This section is from the book "Cancer And Other Tumours Of The Stomach", by Samuel Fenwick. Also available from Amazon: Cancer and other tumours of the stomach.
This variety of the disease is characterised by an exuberant soft growth, which infiltrates all the coats of the stomach and is usually attended by extensive ulceration. As a rule it commences in the pyloric half of the organ, near the lesser curvature, where it forms either an irregular flattened tumour, which is slightly raised above the adjacent mucous membrane, or a large cauliflower mass surrounded by several smaller tumours or dendritic growths. The tissue of which it is composed is of soft consistence, dead-white, greyish white, or pale pink in colour, and yields an abundant milky juice when scraped with a knife. Owing to its general resemblance to brain substance, this variety of cancer was formerly termed ' encephaloid.'
(a) The disease may be strictly circumscribed and occupy a surface several inches square, or it may be elongated and extend for some distance in the long axis of the organ ; while occasionally the whole of the inner surface of the stomach is covered with a cauliflower growth, which almost obliterates the cavity and encroaches some distance upon the oesophagus.
Fig. 7.-Soft ulcerating growth of spheroidal-celled carcinoma situated at the cardiac orifice and spreading into the oesophagus. (London Hospital Museum.).
After the tumour has attained a certain stage of development it is prone to undergo degenerative changes, which greatly alter its appearance. In most cases interstitial haemorrhages take place, which give a section a mottled red or yellow colour, and its superficial aspect a brownish-black tint. In other instances the cellular elements are affected by fatty and molecular changes, which produce softening of the tissue and disintegration of the tumour. Both conditions tend to reduce the bulk of the growth and to produce ulceration, so that at a necropsy it is rare to find the fungating mass intact. On the contrary, there usually exists a bowl-shaped or crater-like depression in the centre of the tumour, the edges of which are elevated, irregular, and somewhat overhanging; the sides ragged, sloughy, or fungating; while the base varies according as it is formed by tumour substance or by the smooth muscular or peritoneal coat of the stomach. When two or more ulcers are present, they may coalesce and form one deep cavity with a serpiginous overhanging edge.

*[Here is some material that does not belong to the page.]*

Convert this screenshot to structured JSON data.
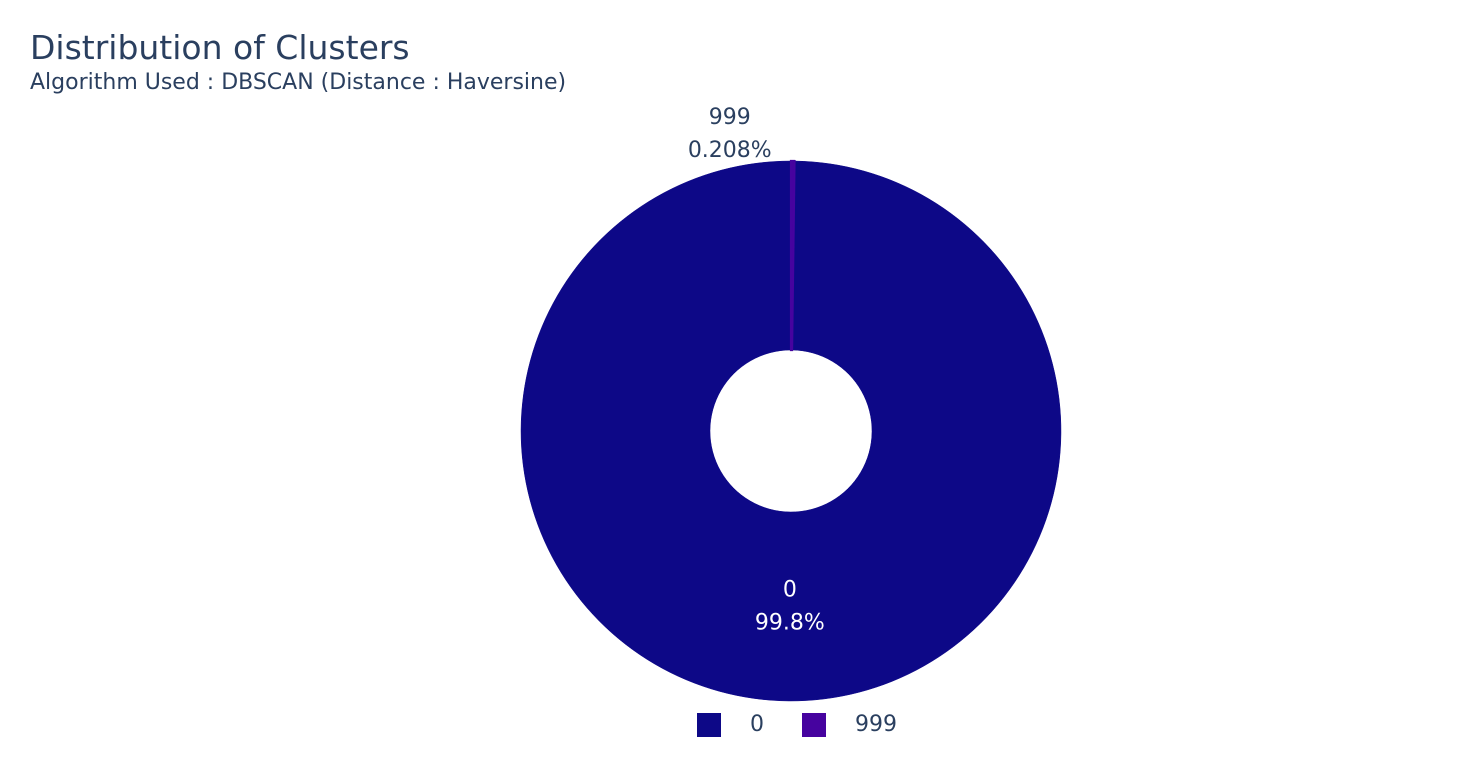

Fig. 8.-Stomach viewed from behind, showing enormous infiltration of its walls with soft spheroidal-celled carcinoma, and its cavity almost obliterated by a cauliflower growth. (London Hospital Museum.).
(b) It sometimes happens that the entire growth sloughs away, and merely leaves an ulcerated condition of the mucous membrane to mark its former site. Such an ulcer usually presents elevated, irregular, and everted edges, and a ragged or papillomatous base ; but occasionally it undergoes a further retrograde change, whereby the edges become hard, smooth, and sloping, and the base clean and fibrous in appearance. In this way a soft medullary excrescence ultimately gives place to an ulcer which closely resembles a primary scirrhus, and may even undergo partial cicatrisation. This structural metamorphosis has been described as ' spontaneous healing of cancer ; ' but the expression is a delusive one, since even in those rare cases where the ulcer heals superficially active growth still continues in the base of the disease, and ultimately leads to secondary deposits in the lymphatic glands and other neighbouring tissues.
(c) Medullary carcinoma also occurs in the form of a diffuse infiltration of the walls of the stomach, which may either affect the greater part of the organ or be limited to its pyloric half. In this condition the submucous tissue is greatly thickened, and the mucous membrane is thrown into firm folds that look like hypertrophied rugae, or presents numerous thick wheals which run parallel to the long axis of the viscus. Here and there superficial ulcers with ragged walls and fungating bases may be observed, or the surface may be studded with nodules, some of which exhibit deep sloughing cavities. Where the disease is most advanced the muscular coat is also infiltrated and its contractile tissue destroyed; but elsewhere, and especially in the neighbourhood of the fundus, it is often thickened from hypertrophy. The peritoneum is condensed and opaque, and is not infrequently studded with numerous nodules of new growth.
Fig. 9.-Malignant ulcer of the stomach. (Museum of the Royal College of Surgeons.).
Fig. 10. - Enormous infiltration of the pyloric half of the stomach by soft spheroidal-cell carcinoma, with ulcerating nodules upon the inner surface. (London Hospital Museum.).